Looking at the right side of the market
Finally, and unfortunately for Google’s critics, available evidence suggests that its position on the (online) advertising market might not meet the requirements necessary to bring a monopolization case (at least in the US).
For a start, online advertising appears to exhibit the prima facie signs of a competitive market. As Geoffrey Manne, Sam Bowman and Eric Fruits have argued:
Over the past decade, the price of advertising has fallen steadily while output has risen. Spending on digital advertising in the US grew from $26 billion in 2010 to nearly $130 billion in 2019, an average increase of 20% a year. Over the same period the Producer Price Index for Internet advertising sales declined by nearly 40%. The rising spending in the face of falling prices indicates the number of ads bought and sold increased by approximately 27% a year. Since 2000, advertising spending has been falling as a share of GDP, with online advertising growing as a share of that.
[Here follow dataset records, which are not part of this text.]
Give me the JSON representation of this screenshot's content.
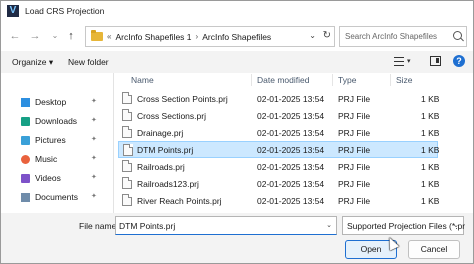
{
  "window": {
    "title": "Load CRS Projection"
  },
  "address": {
    "back": "←",
    "forward": "→",
    "up_chevron": "⌄",
    "up": "↑",
    "crumb_sep": "«",
    "crumbs": [
      "ArcInfo Shapefiles 1",
      "ArcInfo Shapefiles"
    ],
    "crumb_chevron": "›",
    "dropdown": "⌄",
    "refresh": "↻"
  },
  "search": {
    "placeholder": "Search ArcInfo Shapefiles"
  },
  "toolbar": {
    "organize": "Organize ▾",
    "new_folder": "New folder"
  },
  "sidebar": {
    "items": [
      {
        "label": "Desktop",
        "icon": "desktop-icon"
      },
      {
        "label": "Downloads",
        "icon": "downloads-icon"
      },
      {
        "label": "Pictures",
        "icon": "pictures-icon"
      },
      {
        "label": "Music",
        "icon": "music-icon"
      },
      {
        "label": "Videos",
        "icon": "videos-icon"
      },
      {
        "label": "Documents",
        "icon": "documents-icon"
      }
    ],
    "pin": "✦"
  },
  "columns": {
    "name": "Name",
    "date": "Date modified",
    "type": "Type",
    "size": "Size"
  },
  "files": [
    {
      "name": "Cross Section Points.prj",
      "date": "02-01-2025 13:54",
      "type": "PRJ File",
      "size": "1 KB"
    },
    {
      "name": "Cross Sections.prj",
      "date": "02-01-2025 13:54",
      "type": "PRJ File",
      "size": "1 KB"
    },
    {
      "name": "Drainage.prj",
      "date": "02-01-2025 13:54",
      "type": "PRJ File",
      "size": "1 KB"
    },
    {
      "name": "DTM Points.prj",
      "date": "02-01-2025 13:54",
      "type": "PRJ File",
      "size": "1 KB"
    },
    {
      "name": "Railroads.prj",
      "date": "02-01-2025 13:54",
      "type": "PRJ File",
      "size": "1 KB"
    },
    {
      "name": "Railroads123.prj",
      "date": "02-01-2025 13:54",
      "type": "PRJ File",
      "size": "1 KB"
    },
    {
      "name": "River Reach Points.prj",
      "date": "02-01-2025 13:54",
      "type": "PRJ File",
      "size": "1 KB"
    }
  ],
  "selected_index": 3,
  "bottom": {
    "file_name_label": "File name:",
    "file_name_value": "DTM Points.prj",
    "filter": "Supported Projection Files (*.pr",
    "open": "Open",
    "cancel": "Cancel",
    "dropdown": "⌄"
  },
  "colors": {
    "accent": "#1e6fd1",
    "selected_row": "#cce8ff",
    "folder": "#e7b638"
  }
}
The combination of increasing quantity, decreasing cost, and increasing total revenues are consistent with a growing and increasingly competitive market.
Second, empirical research suggests that the market might need to be widened to include offline advertising. For instance, Avi Goldfarb and Catherine Tucker show that there can be important substitution effects between online and offline advertising channels:
Using data on the advertising prices paid by lawyers for 139 Google search terms in 195 locations, we exploit a natural experiment in “ambulance-chaser” regulations across states. When lawyers cannot contact clients by mail, advertising prices per click for search engine advertisements are 5%–7% higher. Therefore, online advertising substitutes for offline advertising.
Of course, a careful examination of the advertising industry could also lead authorities to define a narrower relevant market. For example, the DOJ and state AG complaint argued that Google dominated the “search advertising” market:
97. Search advertising in the United States is a relevant antitrust market. The search advertising market consists of all types of ads generated in response to online search queries, including general search text ads (offered by general search engines such as Google and Bing) […] and other, specialized search ads (offered by general search engines and specialized search providers such as Amazon, Expedia, or Yelp).
Likewise, the European Commission concluded that Google dominated the market for “online search advertising” in the AdSense case (though the full decision has not yet been made public). Finally, the CMA’s online platforms report found that display and search advertising belonged to separate markets.
But these are empirical questions that could dispositively be answered by applying traditional antitrust tools, such as the SSNIP test. And yet, there is no indication that the authorities behind the US complaint undertook this type of empirical analysis (and until its AdSense decision is made public, it is not clear that the EU Commission did so either). Accordingly, there is no guarantee that US courts will go along with the DOJ and state AGs’ findings.
In short, it is far from certain that Google currently enjoys an advertising monopoly, especially if the market is defined more broadly than that for “search advertising” (or the even narrower market for “General Search Text Advertising”).
The preceding paragraphs have argued that a successful antitrust case against Google is anything but a foregone conclusion. In order to successfully bring a suit, authorities would notably need to figure out just what market it is that Google is monopolizing. In turn, that would require a finer understanding of what competition, and monopoly, look like in the search and advertising industries.